Terreiro de Candomblé é depredado por vizinho durante festa para Yemanjá em Jacarepaguá

Mais um caso de intolerância religiosa ocorreu no último sábado, no bairro do Anil, em Jacarepaguá, na Zona Oeste do Rio. Um terreiro na Rua Araticum fazia uma homenagem para Yemanjá quando, por volta das 18h30, um vizinho que se dizia evangélico, começou a xingar e depredar o terreiro. O relato foi feito pelos dirigentes do O Ilê Àsé Babami Erinlé e Ogunté, Cristina D Yemanjá, iyalorixá de 50 anos, e o babalorixá Felipe D Odé, 33 anos, com 11 anos de iniciado.Segundo a iyalorixá, que está há pouco mais de um ano no local, seguindo com sua religiosidade e seu Egbé (comunidade) com as funções religiosas e atendimentos ao público para caridade, o espaço pertence a outro religioso de matriz africana, que é por sinal, cunhado do agressor e deu apoio à denúncia na delegacia.

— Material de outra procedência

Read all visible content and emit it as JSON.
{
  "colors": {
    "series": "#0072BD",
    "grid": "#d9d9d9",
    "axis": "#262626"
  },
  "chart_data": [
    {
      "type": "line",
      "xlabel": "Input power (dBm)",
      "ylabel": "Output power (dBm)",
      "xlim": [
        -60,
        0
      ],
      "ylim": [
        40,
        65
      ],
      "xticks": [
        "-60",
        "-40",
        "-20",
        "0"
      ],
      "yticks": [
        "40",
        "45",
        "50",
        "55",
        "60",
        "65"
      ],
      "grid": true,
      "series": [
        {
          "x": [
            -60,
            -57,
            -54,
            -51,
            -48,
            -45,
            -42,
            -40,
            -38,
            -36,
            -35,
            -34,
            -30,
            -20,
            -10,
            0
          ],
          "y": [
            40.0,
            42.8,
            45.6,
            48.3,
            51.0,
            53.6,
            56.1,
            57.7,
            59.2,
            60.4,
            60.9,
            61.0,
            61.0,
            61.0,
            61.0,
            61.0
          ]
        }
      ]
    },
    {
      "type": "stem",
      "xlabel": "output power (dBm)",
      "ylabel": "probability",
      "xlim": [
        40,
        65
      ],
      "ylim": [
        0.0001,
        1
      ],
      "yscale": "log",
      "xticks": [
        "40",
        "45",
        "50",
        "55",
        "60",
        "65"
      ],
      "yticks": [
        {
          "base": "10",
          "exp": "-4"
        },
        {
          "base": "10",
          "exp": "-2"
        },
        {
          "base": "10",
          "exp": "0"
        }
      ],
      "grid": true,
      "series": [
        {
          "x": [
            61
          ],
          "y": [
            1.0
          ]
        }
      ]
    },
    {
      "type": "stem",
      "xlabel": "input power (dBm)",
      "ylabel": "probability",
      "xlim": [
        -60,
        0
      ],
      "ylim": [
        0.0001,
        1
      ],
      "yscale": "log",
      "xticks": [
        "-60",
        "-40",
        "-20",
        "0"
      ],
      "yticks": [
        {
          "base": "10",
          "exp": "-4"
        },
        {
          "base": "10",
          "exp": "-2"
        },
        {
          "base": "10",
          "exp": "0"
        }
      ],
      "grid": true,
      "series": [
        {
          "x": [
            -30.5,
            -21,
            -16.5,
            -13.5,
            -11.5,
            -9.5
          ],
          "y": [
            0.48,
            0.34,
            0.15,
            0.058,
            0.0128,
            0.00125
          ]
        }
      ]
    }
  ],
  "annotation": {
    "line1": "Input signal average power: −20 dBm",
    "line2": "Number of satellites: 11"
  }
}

O templo fica em uma estrada sem saída e a mãe de santo alega que o vizinho já tem histórico de agressões contra o espaço, que já sofreu corte de luz e ouviu reclamação de barulho quando realizava atividade religiosa.”Ele já vem jogando piadinhas e vem nos incomodando já há um certo tempo, mas não demos importância, até esse sábado”, falou.

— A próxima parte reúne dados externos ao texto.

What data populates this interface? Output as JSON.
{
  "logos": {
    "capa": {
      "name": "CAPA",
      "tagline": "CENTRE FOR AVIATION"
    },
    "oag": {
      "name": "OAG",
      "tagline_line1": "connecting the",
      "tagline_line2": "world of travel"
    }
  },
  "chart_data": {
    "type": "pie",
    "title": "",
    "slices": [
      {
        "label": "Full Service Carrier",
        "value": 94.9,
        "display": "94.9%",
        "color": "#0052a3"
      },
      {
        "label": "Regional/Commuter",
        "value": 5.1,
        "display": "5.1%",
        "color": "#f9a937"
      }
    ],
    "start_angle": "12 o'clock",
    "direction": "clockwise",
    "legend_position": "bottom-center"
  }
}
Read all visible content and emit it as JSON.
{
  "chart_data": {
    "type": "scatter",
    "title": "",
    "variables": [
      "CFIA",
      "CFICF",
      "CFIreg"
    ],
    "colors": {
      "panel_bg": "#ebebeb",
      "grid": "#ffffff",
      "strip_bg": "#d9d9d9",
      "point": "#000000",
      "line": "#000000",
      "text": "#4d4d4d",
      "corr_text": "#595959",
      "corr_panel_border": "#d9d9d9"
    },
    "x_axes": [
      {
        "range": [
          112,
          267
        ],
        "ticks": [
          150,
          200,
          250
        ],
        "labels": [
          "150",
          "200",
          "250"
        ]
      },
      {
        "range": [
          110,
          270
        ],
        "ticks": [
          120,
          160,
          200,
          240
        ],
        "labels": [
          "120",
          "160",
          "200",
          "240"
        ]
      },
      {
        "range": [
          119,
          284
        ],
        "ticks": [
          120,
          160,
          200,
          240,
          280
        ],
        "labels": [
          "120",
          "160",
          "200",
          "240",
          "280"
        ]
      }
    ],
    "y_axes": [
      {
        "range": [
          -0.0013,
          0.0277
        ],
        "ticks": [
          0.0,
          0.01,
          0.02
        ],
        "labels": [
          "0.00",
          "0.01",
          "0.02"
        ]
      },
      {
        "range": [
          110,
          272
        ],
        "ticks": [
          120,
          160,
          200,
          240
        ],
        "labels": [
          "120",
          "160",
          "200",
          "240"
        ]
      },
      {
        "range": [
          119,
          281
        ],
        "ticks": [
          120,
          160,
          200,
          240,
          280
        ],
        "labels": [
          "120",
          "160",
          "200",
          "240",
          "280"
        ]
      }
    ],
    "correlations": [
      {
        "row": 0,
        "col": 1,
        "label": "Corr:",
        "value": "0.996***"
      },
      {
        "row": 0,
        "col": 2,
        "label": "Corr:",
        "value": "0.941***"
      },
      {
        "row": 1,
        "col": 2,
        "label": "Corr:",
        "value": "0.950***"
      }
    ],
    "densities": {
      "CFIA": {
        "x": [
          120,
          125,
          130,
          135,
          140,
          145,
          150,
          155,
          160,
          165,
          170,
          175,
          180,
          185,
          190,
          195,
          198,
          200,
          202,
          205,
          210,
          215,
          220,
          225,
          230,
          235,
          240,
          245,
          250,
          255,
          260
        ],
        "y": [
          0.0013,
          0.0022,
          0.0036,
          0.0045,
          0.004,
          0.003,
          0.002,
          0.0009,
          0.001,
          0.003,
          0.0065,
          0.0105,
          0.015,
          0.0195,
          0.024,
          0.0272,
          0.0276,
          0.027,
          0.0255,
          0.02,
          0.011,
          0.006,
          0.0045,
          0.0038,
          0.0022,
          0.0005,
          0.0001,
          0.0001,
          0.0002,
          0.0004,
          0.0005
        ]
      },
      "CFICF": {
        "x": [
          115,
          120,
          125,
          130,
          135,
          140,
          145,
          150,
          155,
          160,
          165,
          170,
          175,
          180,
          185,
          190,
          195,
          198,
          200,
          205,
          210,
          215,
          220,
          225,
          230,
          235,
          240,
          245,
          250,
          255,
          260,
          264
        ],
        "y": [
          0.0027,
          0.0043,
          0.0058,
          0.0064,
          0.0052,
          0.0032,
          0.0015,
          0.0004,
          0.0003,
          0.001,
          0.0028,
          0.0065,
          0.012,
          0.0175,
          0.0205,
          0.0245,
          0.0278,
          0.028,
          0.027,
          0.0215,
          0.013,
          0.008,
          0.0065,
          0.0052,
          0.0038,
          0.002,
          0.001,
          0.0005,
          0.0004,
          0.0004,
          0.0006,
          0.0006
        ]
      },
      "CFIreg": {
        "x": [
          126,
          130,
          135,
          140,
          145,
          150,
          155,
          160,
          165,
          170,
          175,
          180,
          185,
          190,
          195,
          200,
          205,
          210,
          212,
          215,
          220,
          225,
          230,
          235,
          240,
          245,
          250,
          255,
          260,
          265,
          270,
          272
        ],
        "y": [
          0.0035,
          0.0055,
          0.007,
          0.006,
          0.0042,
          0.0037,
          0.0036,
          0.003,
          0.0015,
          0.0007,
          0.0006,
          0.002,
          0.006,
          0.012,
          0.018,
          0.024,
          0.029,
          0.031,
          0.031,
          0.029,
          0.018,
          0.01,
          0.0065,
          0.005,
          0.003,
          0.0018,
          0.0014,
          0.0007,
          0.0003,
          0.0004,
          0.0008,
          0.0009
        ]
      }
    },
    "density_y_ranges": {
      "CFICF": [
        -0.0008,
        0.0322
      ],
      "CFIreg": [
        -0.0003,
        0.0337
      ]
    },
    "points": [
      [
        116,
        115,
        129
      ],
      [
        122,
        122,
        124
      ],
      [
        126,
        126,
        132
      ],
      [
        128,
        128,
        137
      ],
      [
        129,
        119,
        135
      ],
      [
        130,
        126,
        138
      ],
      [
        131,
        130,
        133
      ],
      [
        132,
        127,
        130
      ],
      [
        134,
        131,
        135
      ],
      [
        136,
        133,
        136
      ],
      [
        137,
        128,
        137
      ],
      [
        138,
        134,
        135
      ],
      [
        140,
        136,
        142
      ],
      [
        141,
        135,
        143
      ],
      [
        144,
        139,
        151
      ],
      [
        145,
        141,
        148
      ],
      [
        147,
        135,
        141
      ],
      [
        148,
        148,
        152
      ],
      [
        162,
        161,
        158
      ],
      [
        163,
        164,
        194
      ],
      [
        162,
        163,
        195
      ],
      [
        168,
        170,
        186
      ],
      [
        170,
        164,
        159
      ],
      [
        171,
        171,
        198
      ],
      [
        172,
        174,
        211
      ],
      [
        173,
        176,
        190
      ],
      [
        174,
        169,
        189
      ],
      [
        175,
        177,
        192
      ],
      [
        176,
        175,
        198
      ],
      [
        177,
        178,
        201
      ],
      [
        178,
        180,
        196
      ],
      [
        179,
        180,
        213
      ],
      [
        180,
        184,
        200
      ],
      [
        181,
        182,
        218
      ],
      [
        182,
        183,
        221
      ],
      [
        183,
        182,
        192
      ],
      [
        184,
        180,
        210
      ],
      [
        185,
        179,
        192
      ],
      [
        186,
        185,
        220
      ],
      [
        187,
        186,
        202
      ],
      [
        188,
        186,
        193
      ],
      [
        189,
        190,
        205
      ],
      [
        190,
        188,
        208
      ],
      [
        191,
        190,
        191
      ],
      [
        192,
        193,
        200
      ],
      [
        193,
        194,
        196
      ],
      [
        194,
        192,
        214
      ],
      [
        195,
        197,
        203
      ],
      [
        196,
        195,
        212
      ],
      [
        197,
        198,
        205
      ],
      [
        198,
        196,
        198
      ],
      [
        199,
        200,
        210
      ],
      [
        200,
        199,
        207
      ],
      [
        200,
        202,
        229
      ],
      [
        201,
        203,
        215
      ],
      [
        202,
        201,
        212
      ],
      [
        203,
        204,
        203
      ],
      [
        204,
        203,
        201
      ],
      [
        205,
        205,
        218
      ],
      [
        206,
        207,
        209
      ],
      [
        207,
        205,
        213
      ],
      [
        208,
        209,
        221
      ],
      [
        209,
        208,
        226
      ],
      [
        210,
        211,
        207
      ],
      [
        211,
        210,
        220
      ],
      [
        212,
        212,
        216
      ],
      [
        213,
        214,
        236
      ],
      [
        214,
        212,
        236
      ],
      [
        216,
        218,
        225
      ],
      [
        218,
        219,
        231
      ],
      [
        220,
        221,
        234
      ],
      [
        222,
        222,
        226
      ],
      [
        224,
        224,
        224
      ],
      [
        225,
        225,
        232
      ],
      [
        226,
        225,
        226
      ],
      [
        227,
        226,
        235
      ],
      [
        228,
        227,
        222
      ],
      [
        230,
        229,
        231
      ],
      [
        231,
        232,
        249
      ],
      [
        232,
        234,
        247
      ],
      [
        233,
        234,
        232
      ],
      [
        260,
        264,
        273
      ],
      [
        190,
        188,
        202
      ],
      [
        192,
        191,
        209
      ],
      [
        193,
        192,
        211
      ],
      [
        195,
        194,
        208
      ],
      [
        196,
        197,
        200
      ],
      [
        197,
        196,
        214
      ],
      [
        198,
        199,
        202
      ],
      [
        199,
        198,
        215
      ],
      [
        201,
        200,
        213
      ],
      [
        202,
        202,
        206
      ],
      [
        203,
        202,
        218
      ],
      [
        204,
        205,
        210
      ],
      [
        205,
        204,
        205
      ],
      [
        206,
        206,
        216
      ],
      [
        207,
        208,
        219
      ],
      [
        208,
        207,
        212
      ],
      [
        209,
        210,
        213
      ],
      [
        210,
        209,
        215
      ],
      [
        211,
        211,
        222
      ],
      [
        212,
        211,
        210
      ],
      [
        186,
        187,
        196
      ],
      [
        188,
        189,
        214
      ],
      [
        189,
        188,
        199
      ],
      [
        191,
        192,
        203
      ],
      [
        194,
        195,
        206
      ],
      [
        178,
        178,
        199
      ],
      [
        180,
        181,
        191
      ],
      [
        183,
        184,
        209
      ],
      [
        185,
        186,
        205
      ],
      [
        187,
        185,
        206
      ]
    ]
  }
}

Tudo começou com uma discussão sobre a melhor forma de escoar a água provocada pela chuva. Como a casa receberia visitas, a sacerdotisa estava arrumando a entrada do terreiro.Mãe Cristina acrescenta ainda que tentou deixar a situação de forma pacífica, mas se viu encurralada e receosa com o descontrole do vizinho, identificado como Magnno Gomes Lúcio. Ele usou uma escada para quebrar o telhado de um espaço reservado da casa. Em seguida, quebrou os objetos sagrados do terreiro.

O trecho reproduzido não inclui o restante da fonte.